While Pilittere already has strong relationships with some of the Yankees’ top talent, like Aaron Judge and Greg Bird, he’ll focus a lot of his early efforts early on building relationships with some of the Yankees he hasn’t been around as much. Like Giancarlo Stanton.
“I’m still always thinking about the players,” Pilittere said. “I think about the great group of guys that played in Triple-A last year that have been added to the 40-man roster and guys that’ll definitely be getting their shot at some point in the big leagues. That’s going to make their transition so much easier, to have myself and Marcus — guys that are Yankees with deep roots and guys that have good relationships with these guys — it’s going to make for a really, really solid work environment.”
While Pilittere’s day-to-day duties won’t change all that much now that he’s in the majors, one element of his job does.
“The thing that doesn’t change is it’s still about players, and players still want to get better,” Pilittere said. “The good ones and the best ones and the ones on our roster want to get better until the day that the uniform is taken away from them, and I think that is what creates a championship atmosphere and I think that’s what we want to promote around the clubhouse. I know that’s what we want to promote — is always looking to do better and always doing what it takes to help the team.
“The only thing that I think that slightly might change a little bit is that it still is developing guys at the big-league level and getting the most out of our players, but that only thing that does change is at the end of the day it’s about getting the win a 7 o’clock. It’s, ‘What can we do to win ball games. What can we do to have a championship season in 2018?’”
Now that Pilittere knows what his future entails, he can start to settle in.

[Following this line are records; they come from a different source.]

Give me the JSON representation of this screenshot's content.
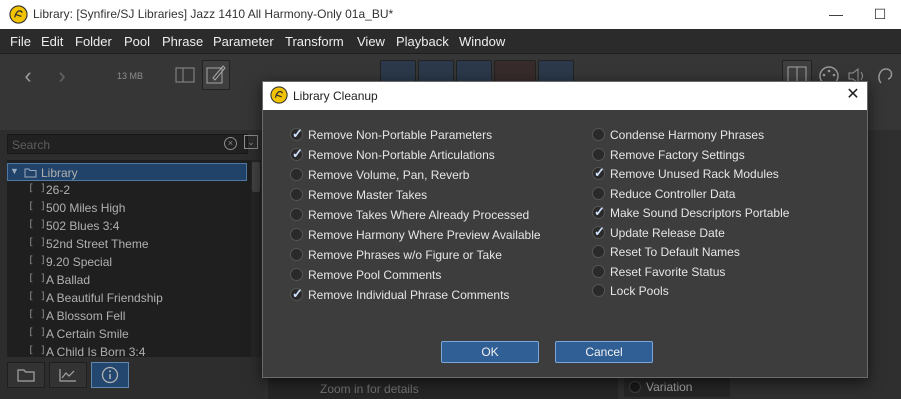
{
  "window": {
    "title": "Library: [Synfire/SJ Libraries] Jazz 1410 All Harmony-Only 01a_BU*",
    "controls": {
      "minimize": "—",
      "maximize": "☐"
    }
  },
  "menu": [
    "File",
    "Edit",
    "Folder",
    "Pool",
    "Phrase",
    "Parameter",
    "Transform",
    "View",
    "Playback",
    "Window"
  ],
  "toolbar": {
    "size_label": "13 MB"
  },
  "left_panel": {
    "search_placeholder": "Search",
    "tree_root": "Library",
    "items": [
      "26-2",
      "500 Miles High",
      "502 Blues 3:4",
      "52nd Street Theme",
      "9.20 Special",
      "A Ballad",
      "A Beautiful Friendship",
      "A Blossom Fell",
      "A Certain Smile",
      "A Child Is Born 3:4"
    ]
  },
  "main": {
    "zoom_hint": "Zoom in for details",
    "variation_label": "Variation"
  },
  "dialog": {
    "title": "Library Cleanup",
    "left_options": [
      {
        "label": "Remove Non-Portable Parameters",
        "checked": true
      },
      {
        "label": "Remove Non-Portable Articulations",
        "checked": true
      },
      {
        "label": "Remove Volume, Pan, Reverb",
        "checked": false
      },
      {
        "label": "Remove Master Takes",
        "checked": false
      },
      {
        "label": "Remove Takes Where Already Processed",
        "checked": false
      },
      {
        "label": "Remove Harmony Where Preview Available",
        "checked": false
      },
      {
        "label": "Remove Phrases w/o Figure or Take",
        "checked": false
      },
      {
        "label": "Remove Pool Comments",
        "checked": false
      },
      {
        "label": "Remove Individual Phrase Comments",
        "checked": true
      }
    ],
    "right_options": [
      {
        "label": "Condense Harmony Phrases",
        "checked": false
      },
      {
        "label": "Remove Factory Settings",
        "checked": false
      },
      {
        "label": "Remove Unused Rack Modules",
        "checked": true
      },
      {
        "label": "Reduce Controller Data",
        "checked": false
      },
      {
        "label": "Make Sound Descriptors Portable",
        "checked": true
      },
      {
        "label": "Update Release Date",
        "checked": true
      },
      {
        "label": "Reset To Default Names",
        "checked": false
      },
      {
        "label": "Reset Favorite Status",
        "checked": false
      },
      {
        "label": "Lock Pools",
        "checked": false
      }
    ],
    "ok_label": "OK",
    "cancel_label": "Cancel",
    "check_glyph": "✓"
  },
  "colors": {
    "accent": "#2f5f95",
    "check": "#cfe3ff"
  }
}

He was already in Tampa with new Yankees manager Aaron Boone and the rest of the coaching staff for a meet and great and some planning. Now back in Buffalo, Pilittere plans to head back down to Tampa in a week as he gets ready for spring training.
With lots of excitement and high expectations surrounding this Yankees team, Pilittere’s excited to get the ball rolling.
“It’s really exciting. It almost makes you want to pinch yourself a little bit. You’re in the big-leagues now,” Pilittere said. “I’m sure it’ll become a little bit more real once I get to Tampa and playing games and get the season kicked off. But once we start going, it’s still baseball and they’re still players. Regardless of accolades and how good they are, they’re still players and they still want to be coached.”
But that doesn’t mean he we’ll forget his Scranton/Wilkes-Barre roots either. Because he won’t.
“It was a great place to go to work every day,” Pilittere said. “A beautiful ballpark and a beautiful part of the world and I’m going to miss that for sure.”
The RailRiders haven’t announced their coaching staff for the upcoming season yet.